Because banks are public authorities or hold public funds, you can also use the Right to Information route for public-sector banks to ask for the status, the officer handling your file and the bank's settled internal timeline. For the legal text and how RTI applies, see the RTI Act 2005. For a full walkthrough of escalation and drafting, keep The RTI Playbook handy.
Not always. If the balance is within the RBI-prescribed threshold (up to ₹15 lakh in a commercial bank, ₹5 lakh in a co-operative bank) the bank settles on a claim form, death certificate, identity proof, indemnity bond and a legal heir certificate. A succession certificate is needed mainly above the threshold or when heirs dispute the claim.
A legal heir certificate, issued by a Tahsildar or revenue authority under state rules, simply lists the heirs. A succession certificate is a civil-court order under the Indian Succession Act 1925 that authorises an heir to collect the deceased's bank deposits and securities. The court route is slower but carries more legal weight.
Under the RBI (Settlement of Claims in respect of Deceased Customers of Banks) Directions, 2025, the bank must settle a claim within 15 calendar days from the date it receives all required documents, complete in all respects. The clock starts only when your file is complete, so submit everything together.
Yes. On the death of the depositor the bank must allow premature termination of a term deposit without any penal charge, even if the FD is still within its lock-in period. Ask the branch to apply this when you lodge the claim.
RBI has long advised banks not to insist on a succession certificate routinely for small no-nominee balances. Point the manager to the simplified procedure and threshold in the 2025 Directions, ask for the refusal in writing, then escalate to the nodal officer and the RBI Ombudsman if it is not resolved.

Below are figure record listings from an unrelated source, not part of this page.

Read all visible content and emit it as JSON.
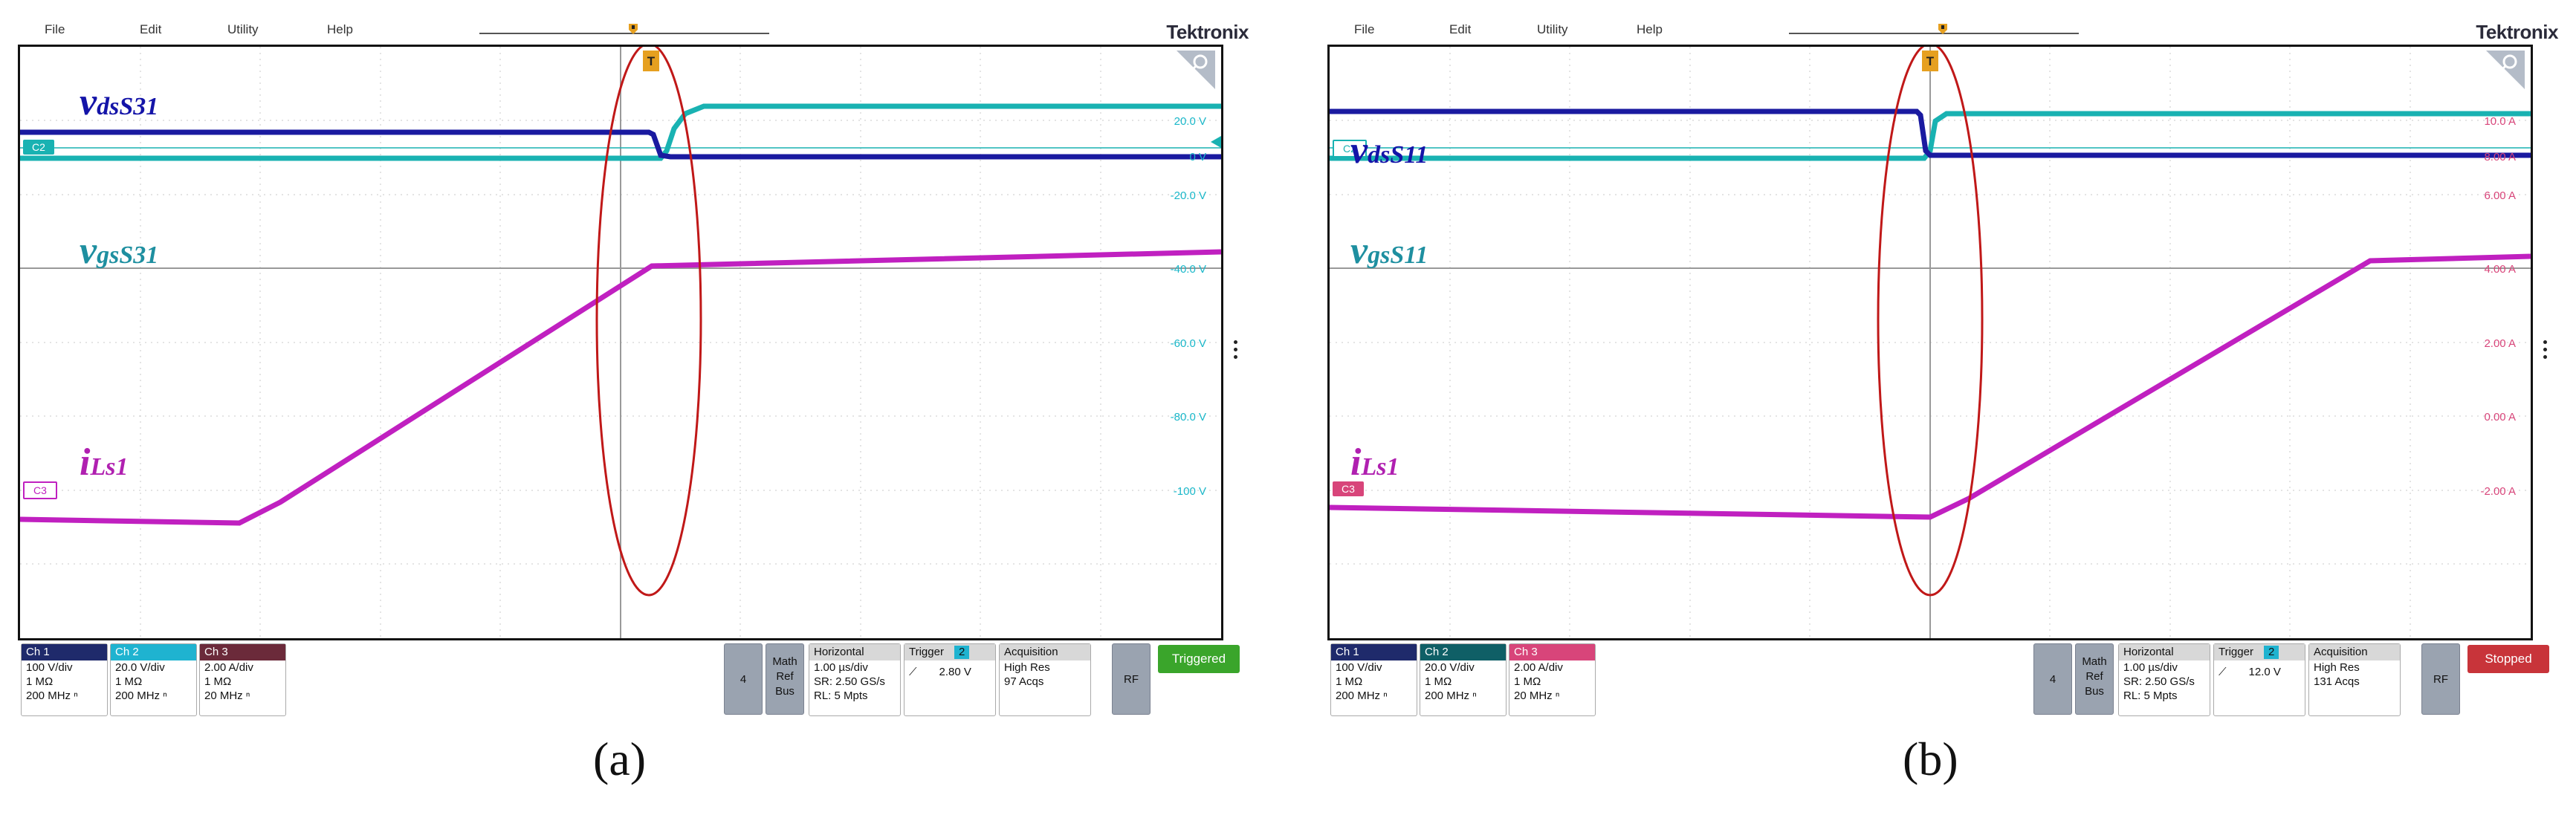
{
  "panels": [
    {
      "id": "a",
      "menu": [
        "File",
        "Edit",
        "Utility",
        "Help"
      ],
      "brand": "Tektronix",
      "waveform_labels": {
        "vds": {
          "main": "v",
          "sub": "dsS31"
        },
        "vgs": {
          "main": "v",
          "sub": "gsS31"
        },
        "iLs": {
          "main": "i",
          "sub": "Ls1"
        }
      },
      "ch2_badge": "C2",
      "ch3_badge": "C3",
      "scale_labels": [
        "20.0 V",
        "0 V",
        "-20.0 V",
        "-40.0 V",
        "-60.0 V",
        "-80.0 V",
        "-100 V"
      ],
      "scale_color": "#19b7c9",
      "channels": [
        {
          "title": "Ch 1",
          "lines": [
            "100 V/div",
            "1 MΩ",
            "200 MHz ⁿ"
          ],
          "color": "#1f2a6b"
        },
        {
          "title": "Ch 2",
          "lines": [
            "20.0 V/div",
            "1 MΩ",
            "200 MHz ⁿ"
          ],
          "color": "#1fb3d0"
        },
        {
          "title": "Ch 3",
          "lines": [
            "2.00 A/div",
            "1 MΩ",
            "20 MHz ⁿ"
          ],
          "color": "#6b2a3a"
        }
      ],
      "btn_4": "4",
      "btn_math": [
        "Math",
        "Ref",
        "Bus"
      ],
      "horizontal": {
        "title": "Horizontal",
        "lines": [
          "1.00 µs/div",
          "SR: 2.50 GS/s",
          "RL: 5 Mpts"
        ]
      },
      "trigger": {
        "title": "Trigger",
        "badge": "2",
        "value": "2.80 V"
      },
      "acquisition": {
        "title": "Acquisition",
        "lines": [
          "High Res",
          "97 Acqs"
        ]
      },
      "rf": "RF",
      "status": {
        "label": "Triggered",
        "color": "#3aa52b"
      },
      "caption": "(a)"
    },
    {
      "id": "b",
      "menu": [
        "File",
        "Edit",
        "Utility",
        "Help"
      ],
      "brand": "Tektronix",
      "waveform_labels": {
        "vds": {
          "main": "v",
          "sub": "dsS11"
        },
        "vgs": {
          "main": "v",
          "sub": "gsS11"
        },
        "iLs": {
          "main": "i",
          "sub": "Ls1"
        }
      },
      "ch2_badge": "C2",
      "ch3_badge": "C3",
      "scale_labels": [
        "10.0 A",
        "8.00 A",
        "6.00 A",
        "4.00 A",
        "2.00 A",
        "0.00 A",
        "-2.00 A"
      ],
      "scale_color": "#d8457a",
      "channels": [
        {
          "title": "Ch 1",
          "lines": [
            "100 V/div",
            "1 MΩ",
            "200 MHz ⁿ"
          ],
          "color": "#1f2a6b"
        },
        {
          "title": "Ch 2",
          "lines": [
            "20.0 V/div",
            "1 MΩ",
            "200 MHz ⁿ"
          ],
          "color": "#0f5f66"
        },
        {
          "title": "Ch 3",
          "lines": [
            "2.00 A/div",
            "1 MΩ",
            "20 MHz ⁿ"
          ],
          "color": "#d8457a"
        }
      ],
      "btn_4": "4",
      "btn_math": [
        "Math",
        "Ref",
        "Bus"
      ],
      "horizontal": {
        "title": "Horizontal",
        "lines": [
          "1.00 µs/div",
          "SR: 2.50 GS/s",
          "RL: 5 Mpts"
        ]
      },
      "trigger": {
        "title": "Trigger",
        "badge": "2",
        "value": "12.0 V"
      },
      "acquisition": {
        "title": "Acquisition",
        "lines": [
          "High Res",
          "131 Acqs"
        ]
      },
      "rf": "RF",
      "status": {
        "label": "Stopped",
        "color": "#c8343a"
      },
      "caption": "(b)"
    }
  ],
  "colors": {
    "ch1": "#1a1aa0",
    "ch2": "#19b2b2",
    "ch3": "#c020c0",
    "highlight_ellipse": "#c01818",
    "label_vds": "#1414a8",
    "label_vgs": "#1e8fa0",
    "label_iLs": "#b020b0"
  }
}
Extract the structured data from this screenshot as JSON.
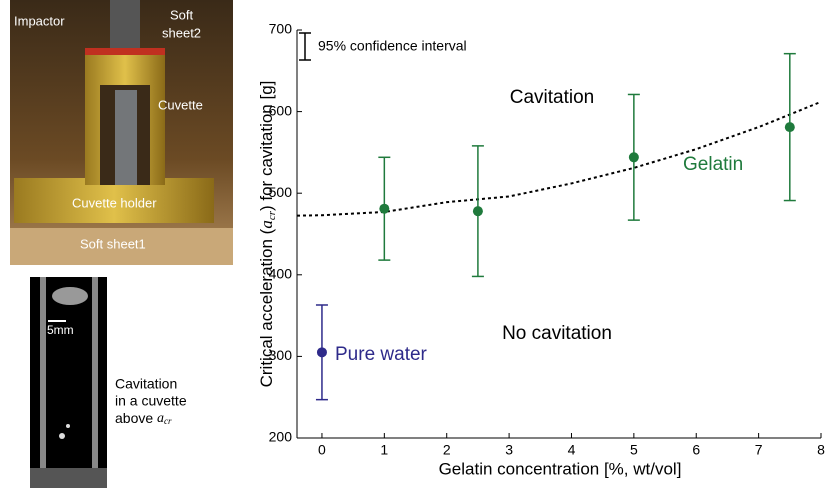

Start by getting multiple original death certificates and a legal heir certificate, because every institution wants its own copy. Ask your branch in writing for its exact threshold and indemnity format before you spend on a court petition you may not need. Keep dated copies of everything you submit so the 15-day clock is provable. If the bank drags its feet, the complaint chain is branch, nodal officer, RBI Ombudsman, and an RTI request for public-sector banks.